Start with a small, willing team, one chosen for their ability to conduct rigorous experimentation and credibility with the rest of the organization. They run the experiment for a defined period with explicit hypotheses about success. They share findings, not just outcomes but texture: what was hard, what surprised them, what changed. If it works, you have a proof point and a story.

Stories travel. Mandates don't.

How fast a practice propagates depends on how much translation it requires. Some spread through peer networks once there's a visible success case. Others need a workshop. Structural changes need a phased rollout with active coaching. One counterargument worth taking seriously: some practices only work at a critical mass, and starting small can actually undermine them. When a practice is network-dependent, think carefully about the minimum viable adoption threshold before the benefits materialize.

The framing also matters more than most leaders think. "We've decided to do it this way" creates factions. "We're trying this, here's why, here's what we're learning, here's how you can engage" keeps the experiment open. The organizations that do this well treat experimentation as a shared practice, not a leadership prerogative.
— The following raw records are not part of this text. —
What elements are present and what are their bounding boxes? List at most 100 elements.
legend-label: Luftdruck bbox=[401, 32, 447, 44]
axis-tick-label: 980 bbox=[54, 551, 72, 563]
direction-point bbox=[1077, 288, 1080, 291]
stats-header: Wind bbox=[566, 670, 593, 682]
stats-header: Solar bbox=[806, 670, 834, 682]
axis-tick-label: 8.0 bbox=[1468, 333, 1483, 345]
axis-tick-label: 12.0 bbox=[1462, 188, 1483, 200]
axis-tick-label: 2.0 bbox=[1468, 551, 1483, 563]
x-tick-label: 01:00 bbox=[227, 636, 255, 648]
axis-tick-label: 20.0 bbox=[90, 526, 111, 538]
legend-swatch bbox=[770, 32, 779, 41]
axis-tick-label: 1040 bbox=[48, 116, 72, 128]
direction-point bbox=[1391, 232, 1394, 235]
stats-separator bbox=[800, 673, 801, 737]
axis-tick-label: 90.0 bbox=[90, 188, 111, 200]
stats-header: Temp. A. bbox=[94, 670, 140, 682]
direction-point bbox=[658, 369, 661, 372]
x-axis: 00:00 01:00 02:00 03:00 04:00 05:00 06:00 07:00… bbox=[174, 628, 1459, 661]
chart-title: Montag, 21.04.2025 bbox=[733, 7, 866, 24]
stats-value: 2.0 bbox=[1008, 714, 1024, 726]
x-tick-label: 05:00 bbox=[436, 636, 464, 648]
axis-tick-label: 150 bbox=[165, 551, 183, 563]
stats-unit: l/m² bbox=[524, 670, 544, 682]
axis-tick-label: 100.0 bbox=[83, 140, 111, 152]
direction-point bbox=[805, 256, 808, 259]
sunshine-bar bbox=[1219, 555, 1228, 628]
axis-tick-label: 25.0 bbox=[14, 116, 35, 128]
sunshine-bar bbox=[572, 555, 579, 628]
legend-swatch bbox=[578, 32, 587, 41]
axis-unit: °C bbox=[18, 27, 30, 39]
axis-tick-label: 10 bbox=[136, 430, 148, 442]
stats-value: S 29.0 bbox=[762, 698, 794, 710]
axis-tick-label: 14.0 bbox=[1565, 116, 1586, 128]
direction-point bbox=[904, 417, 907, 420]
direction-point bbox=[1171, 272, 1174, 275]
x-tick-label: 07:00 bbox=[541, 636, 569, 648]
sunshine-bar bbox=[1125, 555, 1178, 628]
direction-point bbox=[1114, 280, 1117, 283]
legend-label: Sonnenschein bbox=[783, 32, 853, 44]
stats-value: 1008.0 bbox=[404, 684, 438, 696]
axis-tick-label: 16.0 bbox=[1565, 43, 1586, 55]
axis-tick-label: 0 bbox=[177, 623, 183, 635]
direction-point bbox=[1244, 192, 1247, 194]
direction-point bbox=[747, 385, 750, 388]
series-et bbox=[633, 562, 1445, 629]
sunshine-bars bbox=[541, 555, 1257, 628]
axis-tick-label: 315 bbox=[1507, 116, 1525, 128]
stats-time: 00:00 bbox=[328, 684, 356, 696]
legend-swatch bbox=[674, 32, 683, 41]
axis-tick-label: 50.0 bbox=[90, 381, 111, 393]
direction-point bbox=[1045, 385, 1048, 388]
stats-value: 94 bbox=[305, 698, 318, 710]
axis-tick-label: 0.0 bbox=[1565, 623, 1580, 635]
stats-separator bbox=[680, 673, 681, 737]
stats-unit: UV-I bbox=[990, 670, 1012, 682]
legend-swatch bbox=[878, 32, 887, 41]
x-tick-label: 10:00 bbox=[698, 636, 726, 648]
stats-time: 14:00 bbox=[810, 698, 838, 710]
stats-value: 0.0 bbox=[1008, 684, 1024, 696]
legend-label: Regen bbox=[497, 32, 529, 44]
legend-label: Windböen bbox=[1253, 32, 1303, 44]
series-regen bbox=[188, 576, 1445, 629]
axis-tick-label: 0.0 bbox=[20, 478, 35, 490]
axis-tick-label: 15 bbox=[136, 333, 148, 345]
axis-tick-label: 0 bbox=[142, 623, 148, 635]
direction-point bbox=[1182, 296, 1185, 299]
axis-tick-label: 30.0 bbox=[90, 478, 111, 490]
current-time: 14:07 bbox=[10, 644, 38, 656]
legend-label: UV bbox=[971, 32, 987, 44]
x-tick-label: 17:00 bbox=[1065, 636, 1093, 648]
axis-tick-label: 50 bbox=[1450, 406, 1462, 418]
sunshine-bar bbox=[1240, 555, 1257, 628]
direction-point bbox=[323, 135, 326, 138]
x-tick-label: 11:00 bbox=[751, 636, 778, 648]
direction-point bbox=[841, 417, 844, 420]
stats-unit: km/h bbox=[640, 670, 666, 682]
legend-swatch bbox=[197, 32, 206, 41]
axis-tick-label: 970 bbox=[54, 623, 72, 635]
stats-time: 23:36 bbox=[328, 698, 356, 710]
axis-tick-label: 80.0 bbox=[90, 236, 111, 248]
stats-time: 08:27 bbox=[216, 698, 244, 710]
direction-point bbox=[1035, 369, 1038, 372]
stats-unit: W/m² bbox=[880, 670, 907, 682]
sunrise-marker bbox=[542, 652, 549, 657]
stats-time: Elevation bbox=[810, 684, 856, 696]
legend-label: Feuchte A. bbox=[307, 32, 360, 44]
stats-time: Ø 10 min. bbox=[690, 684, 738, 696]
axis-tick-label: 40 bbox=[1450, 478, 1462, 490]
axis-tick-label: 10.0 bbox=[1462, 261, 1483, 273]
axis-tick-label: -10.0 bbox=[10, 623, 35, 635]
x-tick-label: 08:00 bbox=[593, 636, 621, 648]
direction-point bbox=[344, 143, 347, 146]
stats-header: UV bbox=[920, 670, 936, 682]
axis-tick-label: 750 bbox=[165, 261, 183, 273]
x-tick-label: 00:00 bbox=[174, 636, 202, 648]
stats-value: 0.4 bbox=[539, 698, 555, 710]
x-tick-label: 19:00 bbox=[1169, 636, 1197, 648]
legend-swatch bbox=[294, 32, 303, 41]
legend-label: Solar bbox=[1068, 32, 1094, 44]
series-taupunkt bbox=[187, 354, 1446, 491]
The compounding organization

The organizations I most admire are genuinely curious about how other organizations work. They benchmark obsessively, read broadly, and send people to visit companies in adjacent industries where analogous problems are being solved differently. They treat every conference talk, every published case study, every conversation with a leader from another company as potential raw material.

They've also built the muscle to translate what they find. They don't implement things wholesale. They ask why it works, find the analogous problem, and run the experiment.

Take the good ideas. Try them. Make them yours. That is how organizations compound.